Earthrise, Al Jazeera's environmental program, ran a show back in July 2012 which I missed. But I've caught it up now, and I'm a bit excited. It covers three stories: wind generators in Kenya, end-of-life plastic reuse in Ireland, and land reclamation in Indonesia.



 Makers
If you haven't read Kurt Vonnegut's Player Piano,


 or Cory Doctorow's Makers,
from the website
you really should. They are both about humans and their relationship with their monkey-brains, about our inveterate need to fiddle with stuff. And they're both really good reads.
In Kenya, approximately 82% of the population is off-grid--entirely. They rely on batteries and hydrocarbon fuels for power. Access Energy, a local company, uses re-purposed parts and re-used automobile alternators to build not brilliant, perfect wind generators, but appropriate-tech wind generators that can re-charge cell phones and power a light. Which takes care of a large number of the power requirements the off-grid Kenyan's have.

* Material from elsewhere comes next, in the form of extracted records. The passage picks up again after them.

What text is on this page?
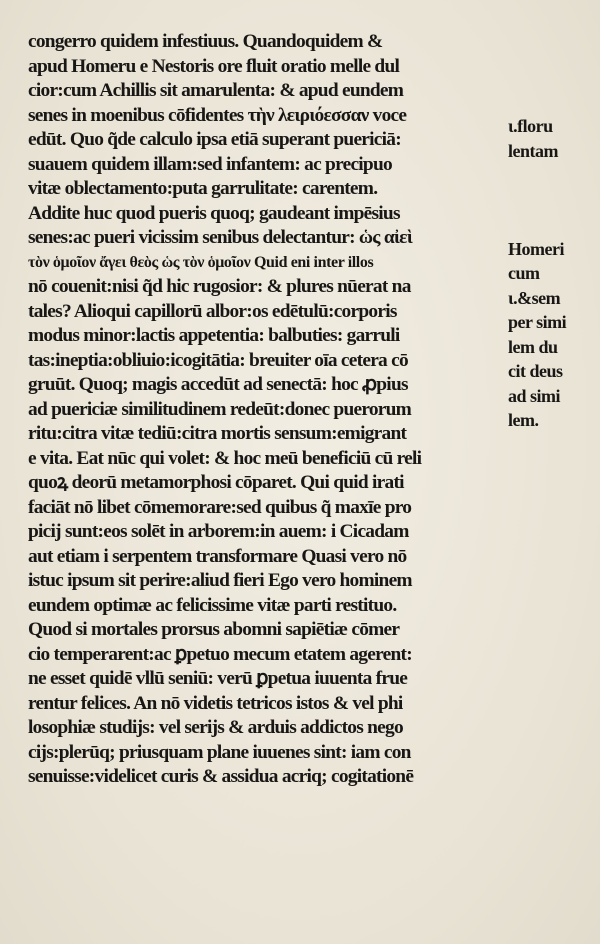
congerro quidem infestiuus. Quandoquidem &
apud Homeru e Nestoris ore fluit oratio melle dul
cior:cum Achillis sit amarulenta: & apud eundem
senes in moenibus cōfidentes τὴν λειριόεσσαν voce
edūt. Quo q̃de calculo ipsa etiā superant puericiā:
suauem quidem illam:sed infantem: ac precipuo
vitæ oblectamento:puta garrulitate: carentem.
Addite huc quod pueris quoq; gaudeant impēsius
senes:ac pueri vicissim senibus delectantur: ὡς αἰεὶ
τὸν ὁμοῖον ἄγει θεὸς ὡς τὸν ὁμοῖον Quid eni inter illos
nō couenit:nisi q̃d hic rugosior: & plures nūerat na
tales? Alioqui capillorū albor:os edētulū:corporis
modus minor:lactis appetentia: balbuties: garruli
tas:ineptia:obliuio:icogitātia: breuiter oīa cetera cō
gruūt. Quoq; magis accedūt ad senectā: hoc ꝓpius
ad puericiæ similitudinem redeūt:donec puerorum
ritu:citra vitæ tediū:citra mortis sensum:emigrant
e vita. Eat nūc qui volet: & hoc meū beneficiū cū reli
quoꝝ deorū metamorphosi cōparet. Qui quid irati
faciāt nō libet cōmemorare:sed quibus q̃ maxīe pro
picij sunt:eos solēt in arborem:in auem: i Cicadam
aut etiam i serpentem transformare Quasi vero nō
istuc ipsum sit perire:aliud fieri Ego vero hominem
eundem optimæ ac felicissime vitæ parti restituo.
Quod si mortales prorsus abomni sapiētiæ cōmer
cio temperarent:ac ꝑpetuo mecum etatem agerent:
ne esset quidē vllū seniū: verū ꝑpetua iuuenta frue
rentur felices. An nō videtis tetricos istos & vel phi
losophiæ studijs: vel serijs & arduis addictos nego
cijs:plerūq; priusquam plane iuuenes sint: iam con
senuisse:videlicet curis & assidua acriq; cogitationē
ι.floru
lentam
Homeri
cum
ι.&sem
per simi
lem du
cit deus
ad simi
lem.
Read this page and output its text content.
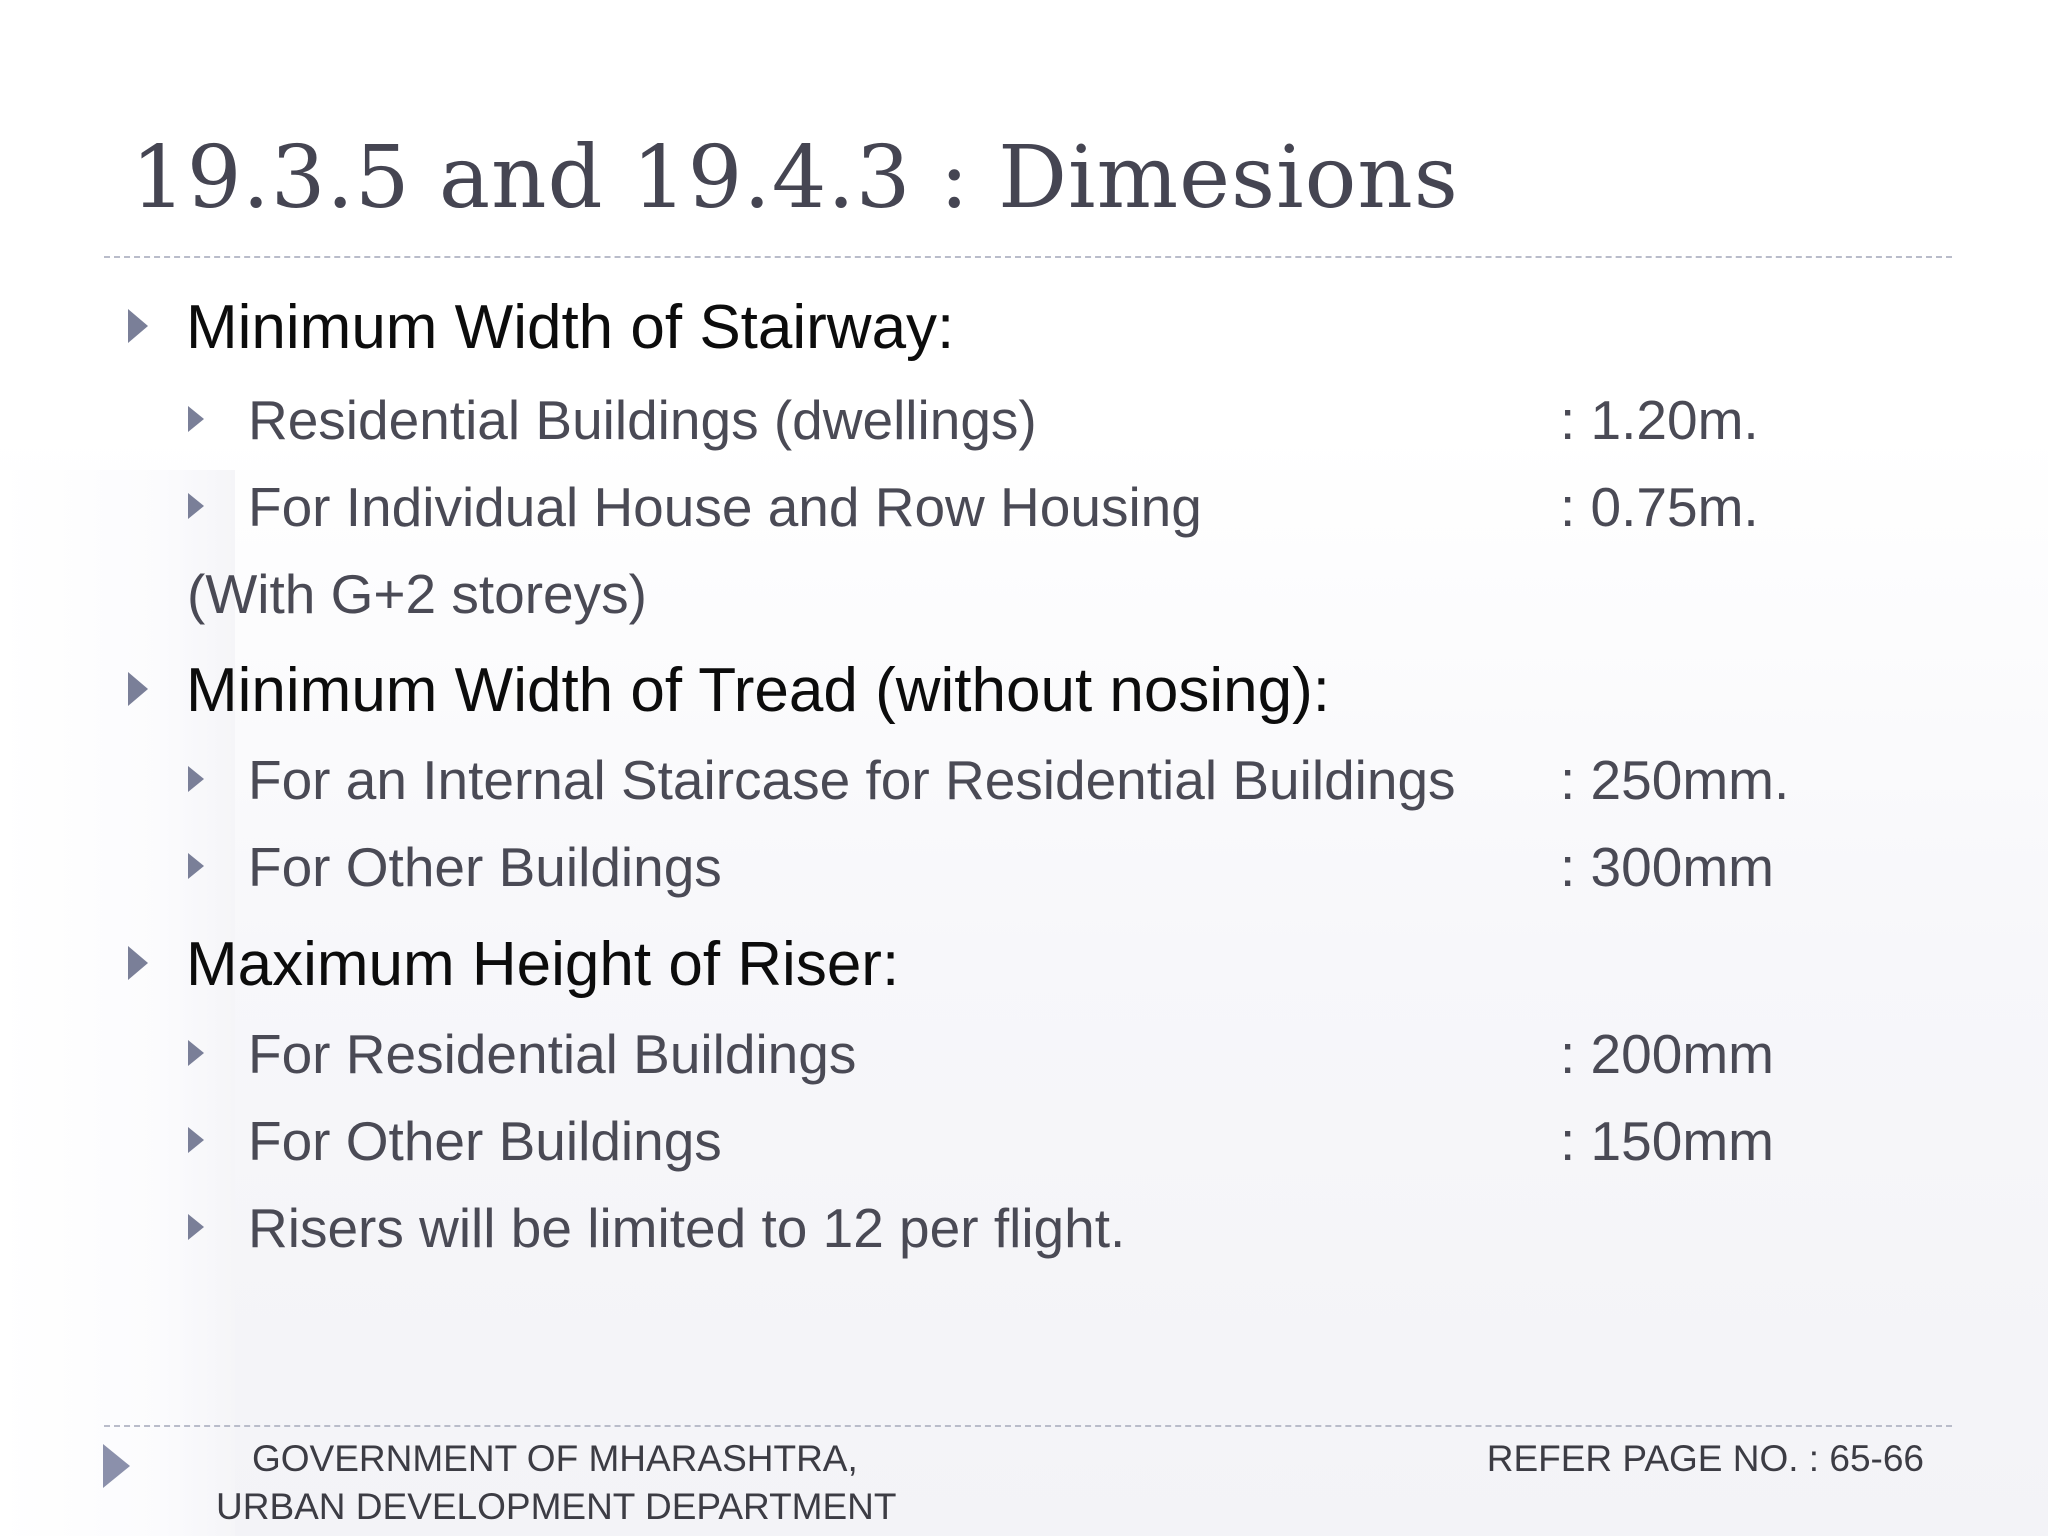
19.3.5 and 19.4.3 : Dimesions
Minimum Width of Stairway:
Residential Buildings (dwellings)	: 1.20m.
For Individual House and Row Housing	: 0.75m.
(With G+2 storeys)
Minimum Width of Tread (without nosing):
For an Internal Staircase for Residential Buildings : 250mm.
For Other Buildings	: 300mm
Maximum Height of Riser:
For Residential Buildings	: 200mm
For Other Buildings	: 150mm
Risers will be limited to 12 per flight.
GOVERNMENT OF MHARASHTRA,
URBAN DEVELOPMENT DEPARTMENT
REFER PAGE NO. : 65-66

In Ireland, the urge is the same; to take waste and re-purpose it into something useful. Only this is re-using end-of-life plastic to create synthetic diesel. Endlessly more complex than the wind generators, but born of the same need.
And in Indonesia, a born-again tin miner works to repair the damage done by himself and those like him. Here, desolate cratered land is transformed by energy and cows into something beautiful and livable. A model project for restoring lands we'd prefer didn't get destroyed in the first place.